Lisa Schirch, on faculty of EMU’s graduate program in justice and peacebuilding, is also a teacher at the University of Kabul. She’s been to that distant capital city three times since December, staying in the same guest house as Lapp, where they shared meals, conversations and hours exploring Kabul together.
Just before his death, Lapp was preparing an exit report to be filed with Mennonite Central Committee upon his return to the U.S. And while the report was never completed, it did speak to Lapp’s ongoing commitment to service. He said in part: “The main thing expats can do is to be a presence in the country [Afghanistan]. Treating people with respect and with love.”

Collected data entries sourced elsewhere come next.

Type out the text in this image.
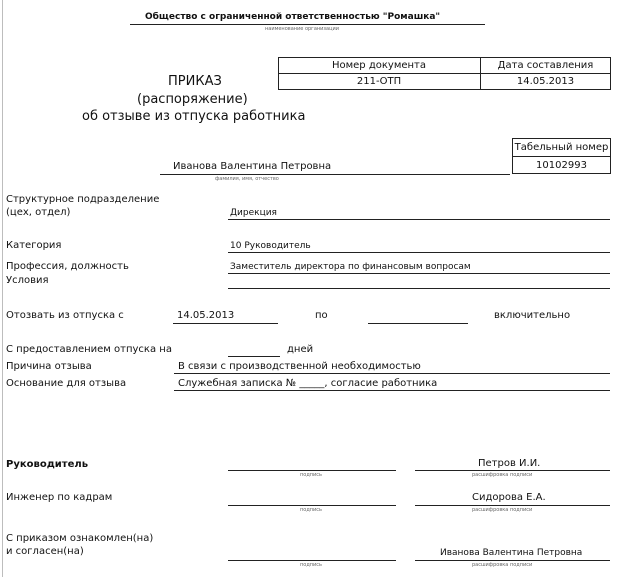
Общество с ограниченной ответственностью "Ромашка"
наименование организации
Номер документа	Дата составления
211-ОТП	14.05.2013
ПРИКАЗ
(распоряжение)
об отзыве из отпуска работника
Табельный номер
10102993
Иванова Валентина Петровна
фамилия, имя, отчество
Структурное подразделение
(цех, отдел)	Дирекция
Категория	10 Руководитель
Профессия, должность	Заместитель директора по финансовым вопросам
Условия
Отозвать из отпуска с	14.05.2013	по	включительно
С предоставлением отпуска на	дней
Причина отзыва	В связи с производственной необходимостью
Основание для отзыва	Служебная записка № _____, согласие работника
Руководитель
подпись
Петров И.И.
расшифровка подписи
Инженер по кадрам
подпись
Сидорова Е.А.
расшифровка подписи
С приказом ознакомлен(на)
и согласен(на)
подпись
Иванова Валентина Петровна
расшифровка подписи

Schirch said [that] “Glen was very proud to be a nurse; he chose this profession to serve others. And what’s more, he chose to do it in a war zone. He was aware of the danger, but he was willing to take the risk. I don’t think his life was wasted, I feel it’s a testament to his character, his beliefs and his work.”
Glen Lapp was a member of Community Mennonite Church in Lancaster, Pennsylvania, where his parents Mary and Marvin ’72 Lapp live. This article was excerpted with permission from Advance for Nurses at nursing.advanceweb.com, where the full version was posted on August 11, 2010. Valerie Newitt is the magazine’s senior associate editor.